The prince painted a grim picture of the current food system, arguing that it is depleting our resources and weakening our food system and economies at unprecedented rates.
“In the U.S., soil is being washed away ten times faster than the Earth can replenish it, and it is happening forty times faster in China and India. Twenty-two thousand square miles of arable land is turning into desert every year and, all told, it appears a quarter of the world’s farmland, two billion acres, is degraded.”
He also questioned our dependence on non-renewable resources as an Achilles’ heel in our ability to continue to feed the world’s growing population. This is contrasted to the growing obesity epidemic and deteriorating health of develped nations.
“Most forms of industrialized agriculture now have an umbilical dependency on oil, natural gas and other non-renewable resources. One study I have read estimates that a person today on a typical Western diet is, in effect, consuming nearly a U.S. gallon of diesel every day.”
“Over a billion people – one seventh of the world’s population – are hungry and another billion suffer from what is called “hidden hunger,” which is the lack of essential vitamins and nutrients in their diets. And on the reverse side of the coin, let us not forget the other tragic fact – that over a billion people in the world are now considered overweight or obese.
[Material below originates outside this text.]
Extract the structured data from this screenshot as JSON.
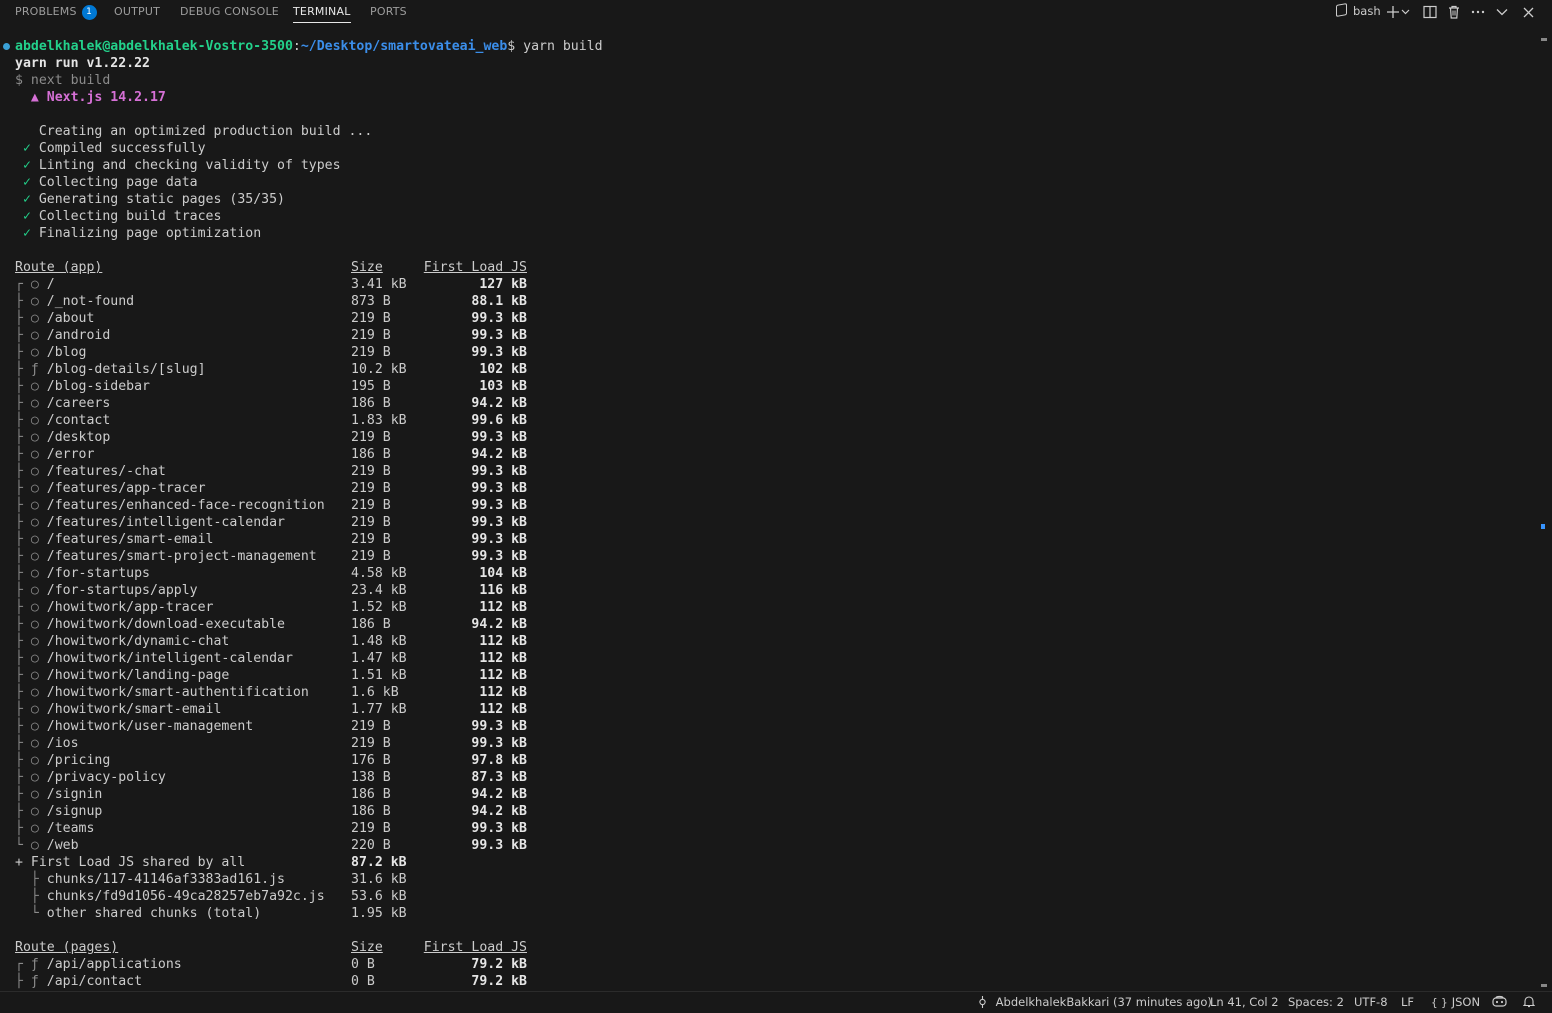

It is an increasingly insane picture.”
The critical factor and cornerstone of the economic prosperity, according to Prince Charles, is the health and diversity of the top soil, which he calls “the planet’s most vital renewable resource.” Though this is an idea frequently promoted by organic farming advocates, rarely if ever has such nuanced understanding of the importance of natural ecosystems been uttered by such prominent political figures.
“Top soil is the cornerstone of the prosperity of nations. It acts as a buffer against drought and as a carbon sink and it is the primary source of the health of all animals, plants and people.”
He goes on to explain that not only is sustainable farming necessary for the health of the planet and our economy, but that it can help create a more resilient global food system, directly challenging the popular mantra that organic agriculture cannot produce enough food to feed the planet.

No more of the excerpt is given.